Still, what should we say about the troublesome case 3?
Let's have a closer look. Does CDT really recommend indecision between Damascus and Aleppo? Arguably not. On Brian Skyrms's classical models of rational deliberation, deliberation involves comparing the expected utility of each (pure) option with the ("virtual") expected utility of the present state of indecision; if the expected utility of some option exceeds that of the present indecision, the agent becomes more inclined towards that option. Normally, the (virtual) expected utility of a state of indecision is equal to the corresponding mixture of the expected utilities of the pure options. But arguably that is not always true. For example, if indecision is punished (say, it causes severe pain to the agent), then states of indecision can be worse than the corresponding mixture of pure states.
Something similar happens in case 3. Here, if you're undecided between Aleppo and Damascus, you can be certain that you will face death. Then randomizing looks clearly better; so does going to Aleppo, and so does staying in Damascus. Thus indecision between Aleppo and Damascus is not a rational equilibirium. A state of indecision is a rational equilibrium only if it has greater ("virtual") expected utility than any pure choice. And this one does not.
So on reasonable assumptions about rational deliberation, in case 3 (and 4) CDT does not in fact recommend perfect indecision between Damascus and Aleppo.
What then does it recommend? In any state where you give some credence to going to Aleppo, going to Damascus has greater expected utility than the state itself; so no such state is a rational equilibrium. By symmetry, so is no state in which you give some credence to going to Damascus. But if you're certain that you randomize, then (as Arif points out) going straight to Aleppo has a slightly greater expected utility. So that isn't an equilibrium either.
So we seem to have a case where no choice, and no state of indecision, is licensed by CDT. (For a simpler case of this kind, remove the randomization option, but still assume that Death predicts the resolution of indecision.)
Admittedly that's a little awkward. But to me as a friend of CDT, it does have intuitive appeal. Arif assumes that randomizing is obviously the rational choice; according to EDT randomizing is rational even if the fee were quite significant. So suppose the cost of randomizing is that you'll lose your arms. If you're fairly certain that you will randomize, then you're fairly certain that Death will wait for you at place determined not by his prediction of your choice, since he can't predict the outcome of the coin toss; but then going straight to Aleppo looks like a clearly better option: it gives you a fair chance of survival without losing your arms. So if you're confident that you'll randomize then it looks like randomizing isn't the best idea after all. Of course deciding to go straight to Aleppo or Damascus would be even worse. Perhaps that's what drives the intuition that one should randomize: the implicit assumption that one of the options must be rational, and the realization that Aleppo and Damascus clearly aren't. But if the alternative is that none of the options are rational, then it's hardly an argument for randomization to point out that neither going to Aleppo nor staying in Damascus are rational.

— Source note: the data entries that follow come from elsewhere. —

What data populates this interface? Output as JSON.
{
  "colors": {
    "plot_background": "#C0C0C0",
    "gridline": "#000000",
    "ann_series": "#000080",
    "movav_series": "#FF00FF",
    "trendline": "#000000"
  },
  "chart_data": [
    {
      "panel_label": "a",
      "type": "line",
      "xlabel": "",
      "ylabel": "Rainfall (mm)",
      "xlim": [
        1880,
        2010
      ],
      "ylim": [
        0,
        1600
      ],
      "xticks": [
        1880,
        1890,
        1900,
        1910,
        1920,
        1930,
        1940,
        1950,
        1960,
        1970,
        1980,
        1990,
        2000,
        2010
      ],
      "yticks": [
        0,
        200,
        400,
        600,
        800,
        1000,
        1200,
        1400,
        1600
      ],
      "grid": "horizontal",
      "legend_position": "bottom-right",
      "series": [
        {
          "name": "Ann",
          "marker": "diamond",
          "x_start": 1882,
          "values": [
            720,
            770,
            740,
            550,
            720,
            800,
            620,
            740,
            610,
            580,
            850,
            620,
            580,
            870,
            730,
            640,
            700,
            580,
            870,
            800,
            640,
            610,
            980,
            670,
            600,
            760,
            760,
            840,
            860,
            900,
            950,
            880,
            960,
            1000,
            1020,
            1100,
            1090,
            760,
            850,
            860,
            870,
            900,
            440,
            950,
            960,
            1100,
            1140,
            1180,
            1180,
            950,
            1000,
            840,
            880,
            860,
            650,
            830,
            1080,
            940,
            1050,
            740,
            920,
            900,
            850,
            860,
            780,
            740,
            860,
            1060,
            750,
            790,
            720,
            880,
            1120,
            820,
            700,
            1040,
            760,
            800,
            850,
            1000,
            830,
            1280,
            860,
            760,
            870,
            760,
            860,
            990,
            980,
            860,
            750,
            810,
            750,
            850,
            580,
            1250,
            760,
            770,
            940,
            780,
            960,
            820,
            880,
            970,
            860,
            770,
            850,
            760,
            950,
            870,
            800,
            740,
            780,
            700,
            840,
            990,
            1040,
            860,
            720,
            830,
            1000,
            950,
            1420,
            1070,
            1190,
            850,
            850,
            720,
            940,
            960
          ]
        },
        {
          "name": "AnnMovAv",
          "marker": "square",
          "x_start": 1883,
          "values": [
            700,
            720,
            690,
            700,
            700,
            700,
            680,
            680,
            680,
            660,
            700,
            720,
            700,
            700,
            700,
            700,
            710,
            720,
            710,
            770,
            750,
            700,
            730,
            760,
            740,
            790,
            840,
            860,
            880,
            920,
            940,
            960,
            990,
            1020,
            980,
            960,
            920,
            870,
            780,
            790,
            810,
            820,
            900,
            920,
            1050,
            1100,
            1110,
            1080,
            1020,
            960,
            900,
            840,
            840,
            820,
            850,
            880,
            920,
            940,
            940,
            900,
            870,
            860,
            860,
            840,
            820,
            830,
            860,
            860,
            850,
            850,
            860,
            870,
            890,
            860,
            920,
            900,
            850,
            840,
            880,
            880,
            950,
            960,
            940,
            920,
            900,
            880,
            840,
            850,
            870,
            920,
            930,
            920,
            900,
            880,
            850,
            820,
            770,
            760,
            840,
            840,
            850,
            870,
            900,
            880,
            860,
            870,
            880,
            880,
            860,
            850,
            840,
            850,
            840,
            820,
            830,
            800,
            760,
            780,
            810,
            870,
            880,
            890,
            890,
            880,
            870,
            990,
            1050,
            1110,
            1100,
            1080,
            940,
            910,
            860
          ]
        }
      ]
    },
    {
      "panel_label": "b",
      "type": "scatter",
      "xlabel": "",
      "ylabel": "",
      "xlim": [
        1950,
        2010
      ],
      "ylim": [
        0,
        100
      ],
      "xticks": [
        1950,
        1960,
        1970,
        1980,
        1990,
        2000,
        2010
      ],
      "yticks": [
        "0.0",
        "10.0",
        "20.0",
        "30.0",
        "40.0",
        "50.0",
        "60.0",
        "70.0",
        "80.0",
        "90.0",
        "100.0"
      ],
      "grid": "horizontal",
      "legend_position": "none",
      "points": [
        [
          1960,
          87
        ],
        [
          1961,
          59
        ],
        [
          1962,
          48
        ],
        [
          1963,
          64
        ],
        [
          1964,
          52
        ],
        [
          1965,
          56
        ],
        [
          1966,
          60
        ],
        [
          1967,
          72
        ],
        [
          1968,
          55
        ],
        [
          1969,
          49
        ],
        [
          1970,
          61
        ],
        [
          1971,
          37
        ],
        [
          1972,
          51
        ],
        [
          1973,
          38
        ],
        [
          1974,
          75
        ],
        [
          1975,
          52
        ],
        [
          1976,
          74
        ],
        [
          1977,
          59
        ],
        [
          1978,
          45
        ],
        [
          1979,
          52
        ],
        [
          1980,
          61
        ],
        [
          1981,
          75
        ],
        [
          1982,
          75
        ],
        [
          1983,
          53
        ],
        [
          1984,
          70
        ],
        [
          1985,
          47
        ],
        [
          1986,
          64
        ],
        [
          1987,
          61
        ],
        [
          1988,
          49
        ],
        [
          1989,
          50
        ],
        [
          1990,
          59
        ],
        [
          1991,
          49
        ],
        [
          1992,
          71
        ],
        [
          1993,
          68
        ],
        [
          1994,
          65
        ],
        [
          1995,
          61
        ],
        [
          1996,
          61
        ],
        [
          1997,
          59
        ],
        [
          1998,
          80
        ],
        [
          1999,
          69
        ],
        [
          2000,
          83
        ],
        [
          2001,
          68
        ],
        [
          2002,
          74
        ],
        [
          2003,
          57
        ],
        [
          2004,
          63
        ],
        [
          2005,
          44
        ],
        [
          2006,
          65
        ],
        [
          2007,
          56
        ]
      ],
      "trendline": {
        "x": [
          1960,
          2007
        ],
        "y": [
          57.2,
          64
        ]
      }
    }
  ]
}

The general problem brought out by case 3 is that there may be no rational deliberation equilibrium. In that case, should we say that any state of decision or indecision is wrong? That seems odd. Perhaps we should rather say that decision theory here falls silent. Or perhaps we should add a further rule to select among non-equilibrium states.
At the very least, we can say that some non-equilibrium states are better or worse than others, as measured by their virtual expected utility. On that measure, deciding to randomize is the optimal state.